A leitura antecede e nutre a escrita para Evaristo, razão pela qual suporta a existência em condições desfavoráveis. Ler é também arquivar a si, pois se selecionam momentos e estratégias de elaboração do passado para que ele componha as cenas vividas, escritas e recriadas em muitos de seus personagens.
Se a leitura desde a adolescência foi para mim um meio, uma maneira de suportar o mundo, pois me proporcionava um duplo movimento de fuga e inserção no espaço em que eu vivia, a escrita também, desde aquela época, abarcava estas duas possibilidades. Fugir para sonhar e inserir-se para modificar (Evaristo, In Alexandre, 2007: 17).
Em outro momento, ela reafirma seu projeto de escrita:
e se inconscientemente desde pequena nas redações escolares eu inventava um outro mundo, pois dentro dos meus limites de compreensão, eu já havia entendido a precariedade da vida que nos era oferecida, aos poucos fui ganhando alguma consciência. Consciência que compromete a minha escrita como um lugar de autoafirmação de minhas particularidades, de minhas especificidades como sujeito-mulher-negra (Evaristo, In Alexandre, 2007: 20).

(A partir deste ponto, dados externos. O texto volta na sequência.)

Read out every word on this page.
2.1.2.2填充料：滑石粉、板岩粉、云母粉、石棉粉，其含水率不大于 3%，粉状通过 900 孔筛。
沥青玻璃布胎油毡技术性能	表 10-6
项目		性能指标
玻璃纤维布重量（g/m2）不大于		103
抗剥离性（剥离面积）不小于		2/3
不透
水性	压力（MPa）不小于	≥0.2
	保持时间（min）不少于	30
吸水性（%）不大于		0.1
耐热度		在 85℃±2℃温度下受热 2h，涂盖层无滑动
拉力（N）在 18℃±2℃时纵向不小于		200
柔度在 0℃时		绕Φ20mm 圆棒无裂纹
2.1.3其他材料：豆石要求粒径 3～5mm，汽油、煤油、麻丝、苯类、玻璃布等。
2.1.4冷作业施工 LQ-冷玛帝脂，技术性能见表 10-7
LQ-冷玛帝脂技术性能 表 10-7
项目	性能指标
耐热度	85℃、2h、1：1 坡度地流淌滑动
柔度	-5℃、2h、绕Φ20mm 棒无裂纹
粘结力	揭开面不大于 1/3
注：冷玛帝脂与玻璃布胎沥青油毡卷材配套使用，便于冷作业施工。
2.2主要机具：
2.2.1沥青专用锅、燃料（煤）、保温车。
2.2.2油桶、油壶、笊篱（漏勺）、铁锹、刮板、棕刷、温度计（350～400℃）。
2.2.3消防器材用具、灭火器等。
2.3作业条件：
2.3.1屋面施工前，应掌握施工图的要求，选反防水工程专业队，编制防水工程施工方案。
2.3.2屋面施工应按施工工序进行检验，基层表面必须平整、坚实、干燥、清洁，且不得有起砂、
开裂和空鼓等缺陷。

O lugar de enunciação mostra-se solidário e identificado com os menos favorecidos, vale dizer, sobretudo, com o universo das mulheres negras. E o universo do sujeito autoral parece ser recriado através das caracterizações físicas, psicológicas, sociais e econômicas de suas personagens do gênero feminino. Maria-Nova, presente em Becos da memória, aos nossos olhos, compõe-se de rastros do sujeito autoral: menina, negra, na infância, habitante de uma favela e que vê na escrita uma forma de expressão e resistência à sorte de seu existir. Uma ponte metafórica que arriscamos instalar permite ver em comum, ainda, o fato de serem provenientes de famílias sustentadas por matriarcas lavadeiras, transitantes entre os mundos da prosperidade e da miséria. Ou seja, Conceição e Maria Nova cumpriram no espaço familiar em que estiveram o papel de “mediação cultural” que “aperfeiçoa o processo de bildung” de uma e de outra, para usarmos palavras de Gilberto Velho (Velho 2001: 19). Vejamos depoimento abaixo, da própria de Conceição Evaristo, reeditando as reflexões de Maria-Nova em Becos da memória:
precisávamos do tempo seco para enxugar a preocupação da mulher que enfeitava a madrugada com lençóis arrumados um a um nos varais, na corda bamba da vida. Foi aí, talvez, que eu descobri a função, a urgência, a dor, a necessidade e a esperança da escrita. É preciso comprometer a vida com a escrita, ou é o inverso? Comprometer a escrita com a vida? (Evaristo, In Alexandre, 2007: 17)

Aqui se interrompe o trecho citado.